LES NOUVELLES HALLUCINATIONS DE LUCAS CRANACH L'ANCIEN
Lors de notre première tournée à Londres en 1988, nous sommes tombés en arrêt, à la National Gallery, devant une petite princesse peinte par Lucas Cranach l’Ancien, qui a fait de nombreux portraits de cour. Le tableau montre quelqu’un d’ambigu, à l’âge incertain, une jeune femme déjà vieille, et pas vraiment sortie de l’enfance. La façon dont elle regarde, la manière dont le peintre l’a saisie et chargée, laisse voir un ange autant qu’une criminelle, avec un décalage du sujet à sa représentation, comme si cette personne n’était pas vraiment là, comme si elle n’était pas concernée par le tableau dont elle constitue le sujet central. Cela créait une théâtralité de l’étrange dans laquelle nous nous sommes engouffrés. Le trouble venait sans doute aussi de la tension entre le rendu très précis et minutieux du tableau et une figure au regard intrigant, brouillé de sous entendus. On ne sait absolument pas ce qu’elle pense. Cela a ouvert en nous tout un intérêt pour la peinture maniériste et les motifs de la Renaissance.
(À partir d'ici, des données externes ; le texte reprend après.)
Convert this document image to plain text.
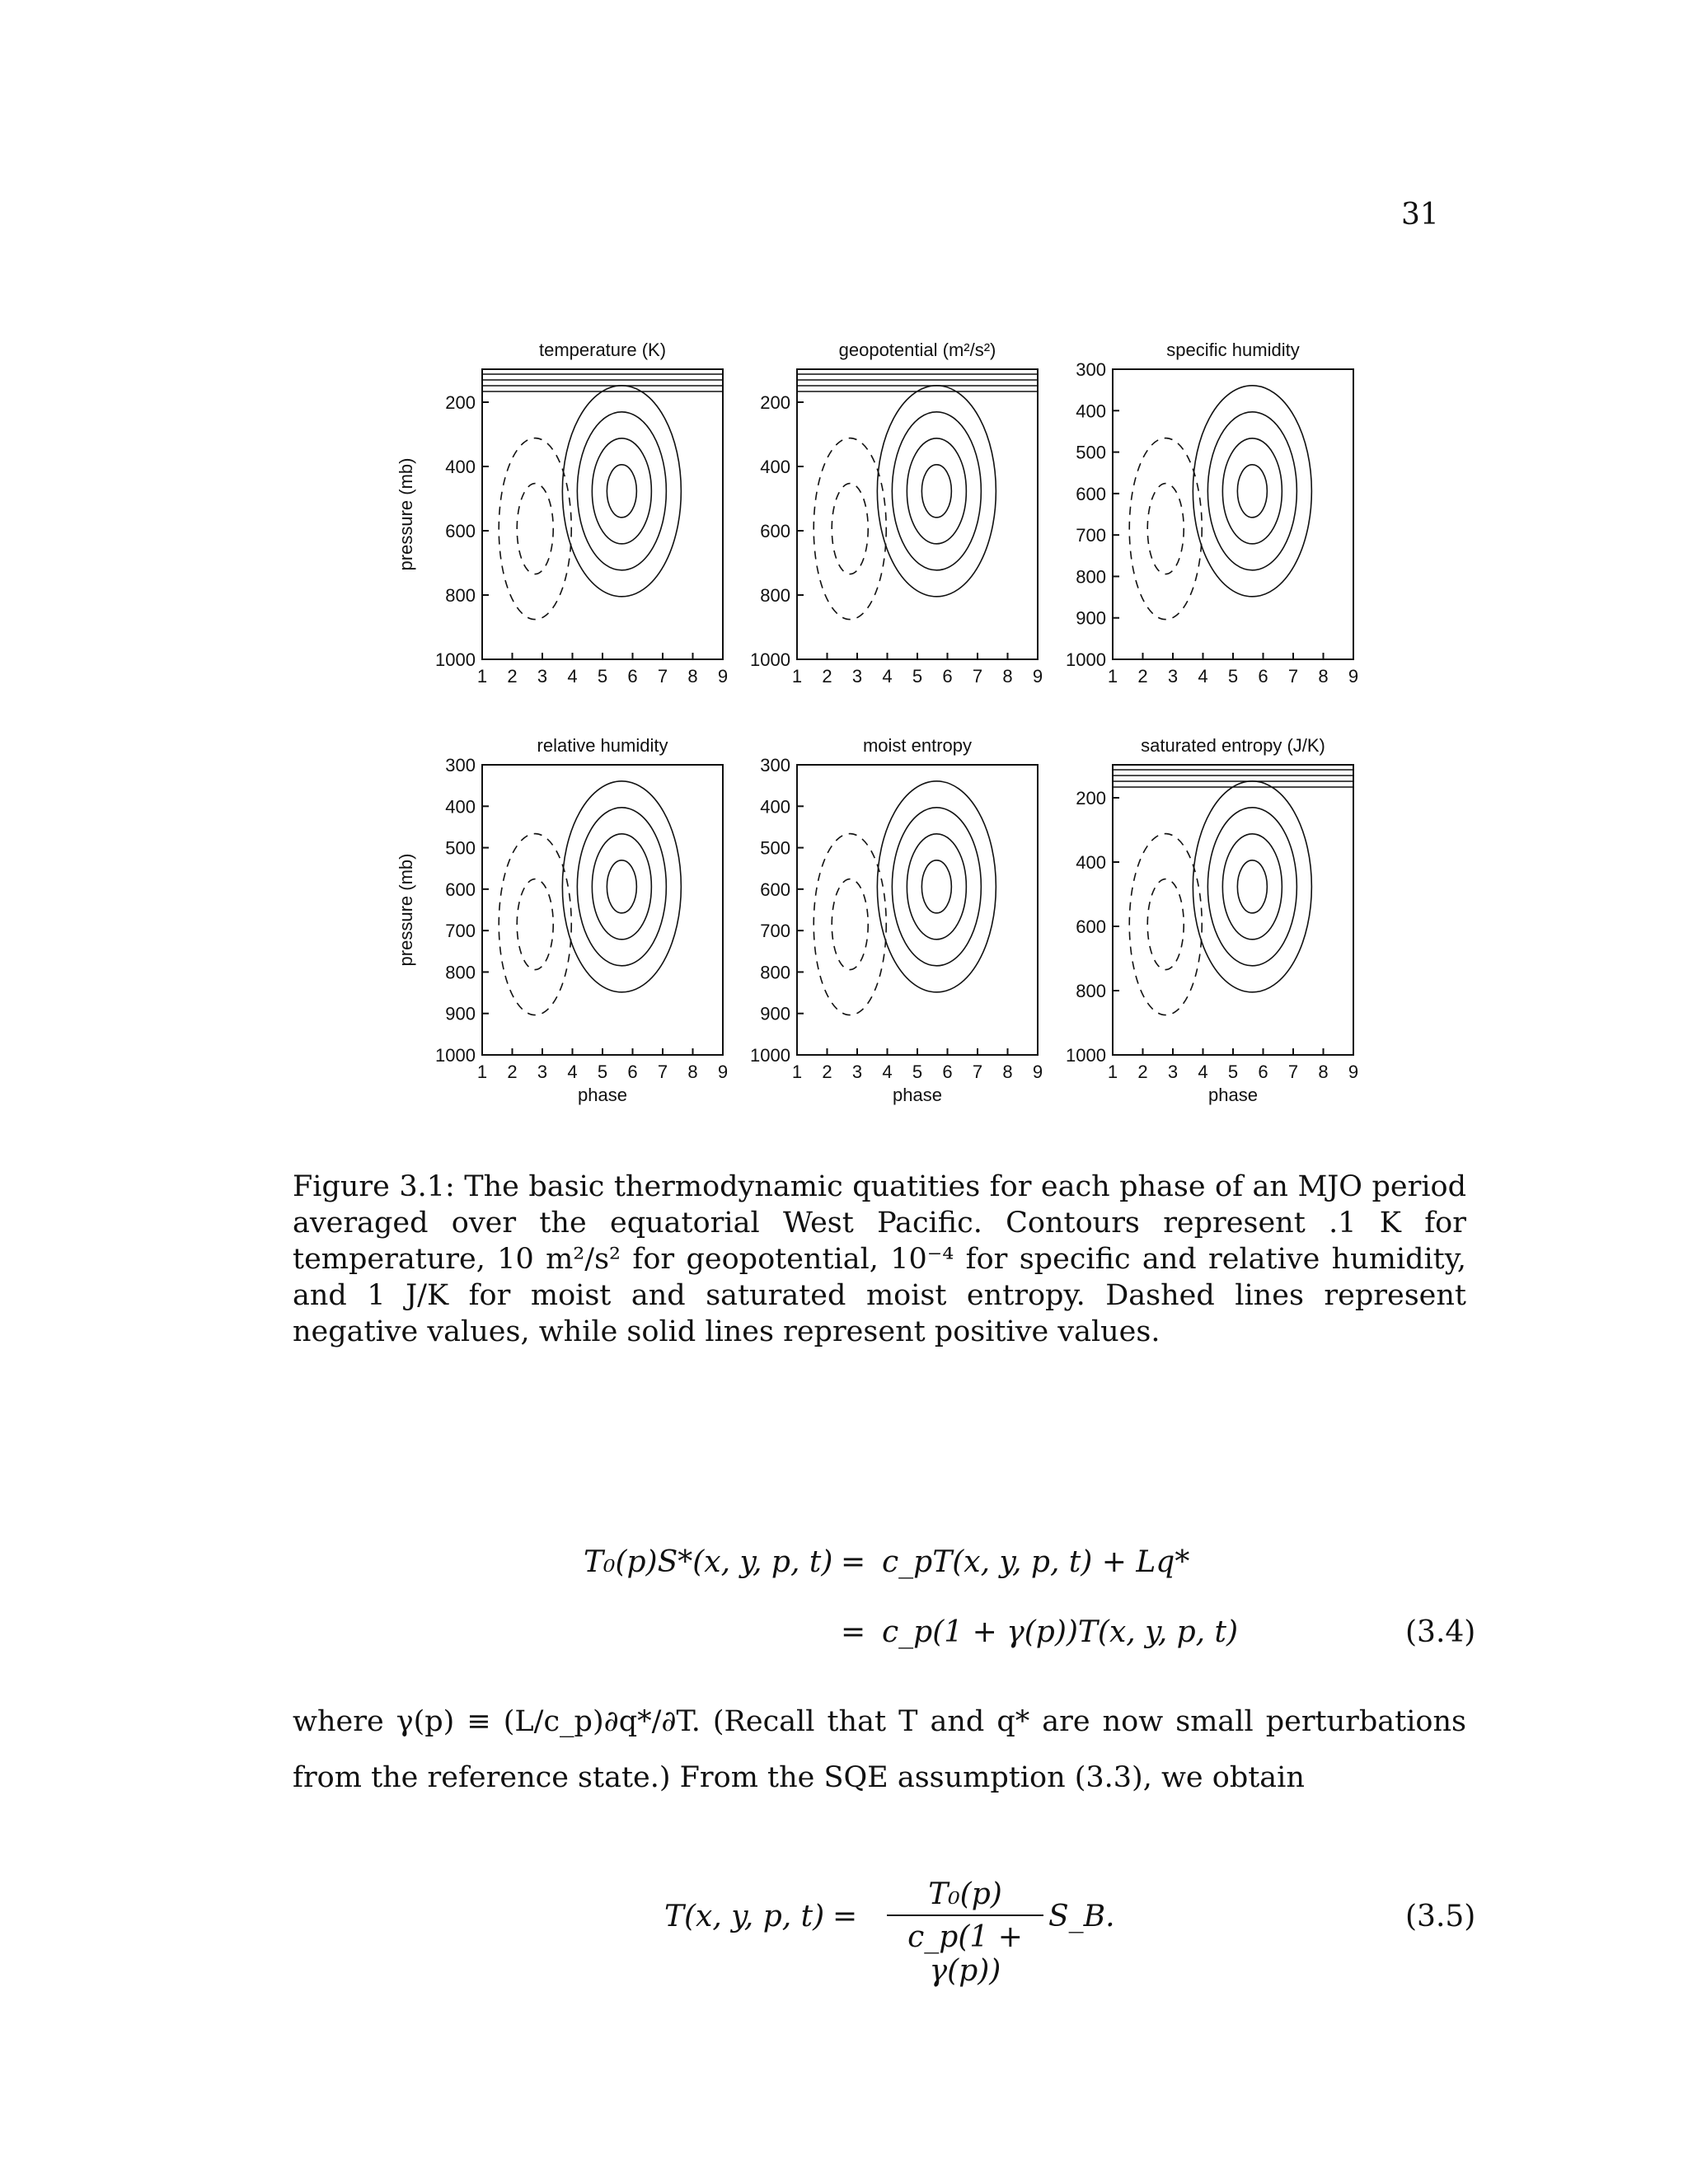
31
temperature (K)
200
400
600
800
1000
1 2 3 4 5 6 7 8 9
pressure (mb)
geopotential (m²/s²)
200
400
600
800
1000
1 2 3 4 5 6 7 8 9
specific humidity
300
400
500
600
700
800
900
1000
1 2 3 4 5 6 7 8 9
relative humidity
300
400
500
600
700
800
900
1000
1 2 3 4 5 6 7 8 9
phase
pressure (mb)
moist entropy
300
400
500
600
700
800
900
1000
1 2 3 4 5 6 7 8 9
phase
saturated entropy (J/K)
200
400
600
800
1000
1 2 3 4 5 6 7 8 9
phase
Figure 3.1: The basic thermodynamic quatities for each phase of an MJO period averaged over the equatorial West Pacific. Contours represent .1 K for temperature, 10 m²/s² for geopotential, 10⁻⁴ for specific and relative humidity, and 1 J/K for moist and saturated moist entropy. Dashed lines represent negative values, while solid lines represent positive values.
T₀(p)S*(x, y, p, t) = c_pT(x, y, p, t) + Lq*
= c_p(1 + γ(p))T(x, y, p, t)	(3.4)
where γ(p) ≡ (L/c_p)∂q*/∂T. (Recall that T and q* are now small perturbations from the reference state.) From the SQE assumption (3.3), we obtain
T(x, y, p, t) =
T₀(p)
c_p(1 + γ(p))
S_B.	(3.5)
Nous avons voulu approfondir cet espace de trouble, inventer des prolongements ou des transpositions scéniques de l’univers de Cranach, fantasmer la Renaissance, imaginer ce que le personnage avait fait avant et après l’immobilisation sur la toile…
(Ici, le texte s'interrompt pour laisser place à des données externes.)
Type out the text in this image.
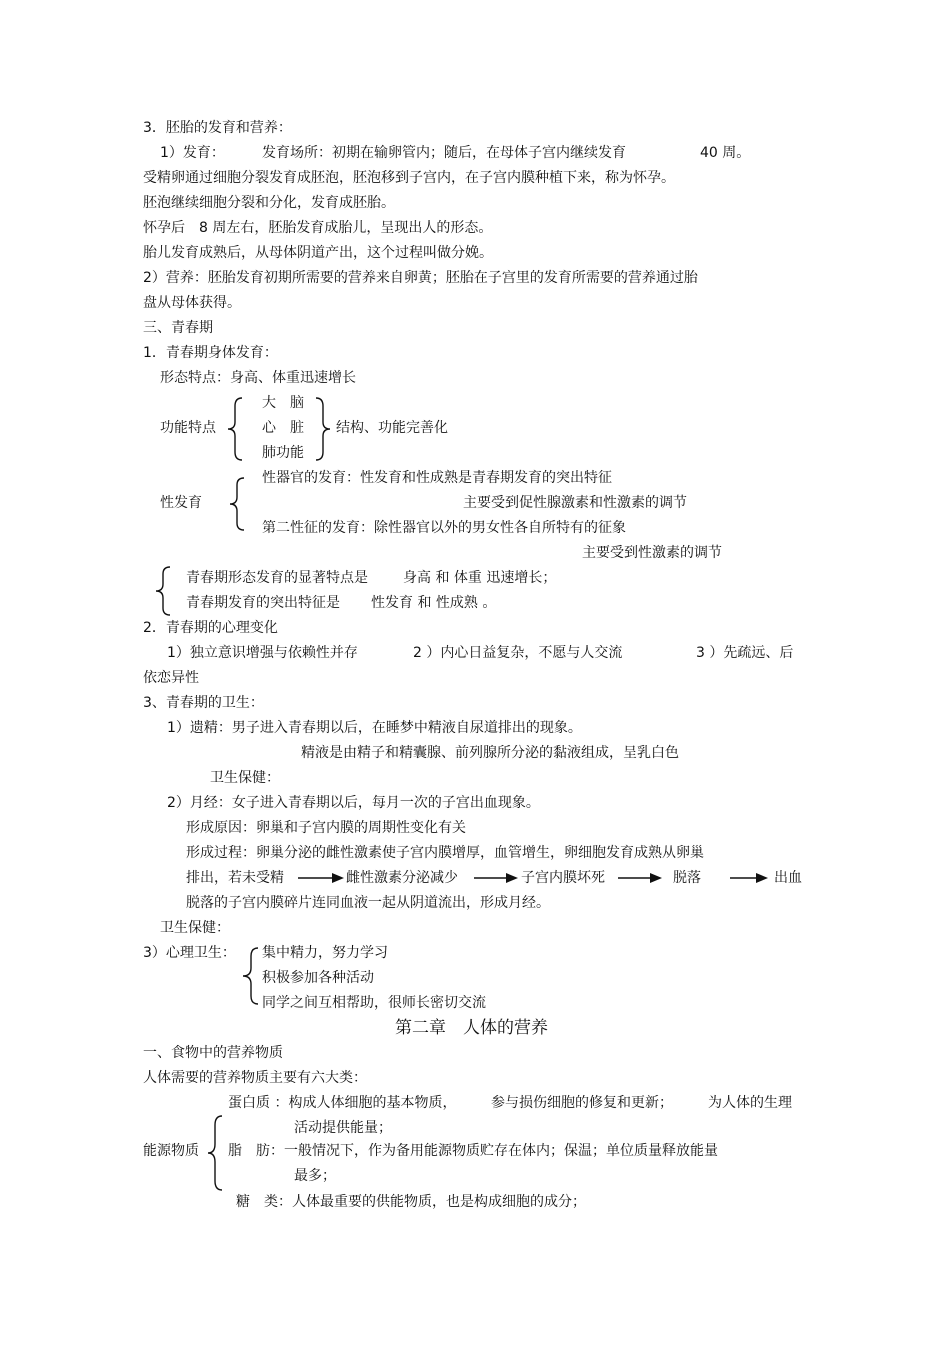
3．胚胎的发育和营养：
1）发育：	发育场所：初期在输卵管内；随后，在母体子宫内继续发育	40 周。
受精卵通过细胞分裂发育成胚泡，胚泡移到子宫内，在子宫内膜种植下来，称为怀孕。
胚泡继续细胞分裂和分化，发育成胚胎。
怀孕后　8 周左右，胚胎发育成胎儿，呈现出人的形态。
胎儿发育成熟后，从母体阴道产出，这个过程叫做分娩。
2）营养：胚胎发育初期所需要的营养来自卵黄；胚胎在子宫里的发育所需要的营养通过胎
盘从母体获得。
三、青春期
1．青春期身体发育：
形态特点：身高、体重迅速增长
大　脑
功能特点	心　脏 结构、功能完善化
肺功能
性器官的发育：性发育和性成熟是青春期发育的突出特征
性发育	主要受到促性腺激素和性激素的调节
第二性征的发育：除性器官以外的男女性各自所特有的征象
主要受到性激素的调节
青春期形态发育的显著特点是	身高 和 体重 迅速增长；
青春期发育的突出特征是 性发育 和 性成熟 。
2．青春期的心理变化
1）独立意识增强与依赖性并存	2 ）内心日益复杂，不愿与人交流	3 ）先疏远、后
依恋异性
3、青春期的卫生：
1）遗精：男子进入青春期以后，在睡梦中精液自尿道排出的现象。
精液是由精子和精囊腺、前列腺所分泌的黏液组成，呈乳白色
卫生保健：
2）月经：女子进入青春期以后，每月一次的子宫出血现象。
形成原因：卵巢和子宫内膜的周期性变化有关
形成过程：卵巢分泌的雌性激素使子宫内膜增厚，血管增生，卵细胞发育成熟从卵巢
排出，若未受精	雌性激素分泌减少	子宫内膜坏死	脱落	出血
脱落的子宫内膜碎片连同血液一起从阴道流出，形成月经。
卫生保健：
3）心理卫生： 集中精力，努力学习
积极参加各种活动
同学之间互相帮助，很师长密切交流
第二章　人体的营养
一、食物中的营养物质
人体需要的营养物质主要有六大类：
蛋白质 ：构成人体细胞的基本物质， 参与损伤细胞的修复和更新；	为人体的生理
活动提供能量；
能源物质 脂　肪：一般情况下，作为备用能源物质贮存在体内；保温；单位质量释放能量
最多；
糖　类：人体最重要的供能物质，也是构成细胞的成分；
Créé en janvier 1990 au Theater De Synagoge à Tilburg (Pays-Bas) sous le titre De ultieme gevoelens van Lucas Cranach de Oude avec quatre interprètes, le spectacle s’adjoint d’une cinquième interprète dès 1991. Joué plus de 150 fois à travers l’Europe, il est emblématique du travail sur le mouvement et l’image entamé par la Compagnie dès ses débuts.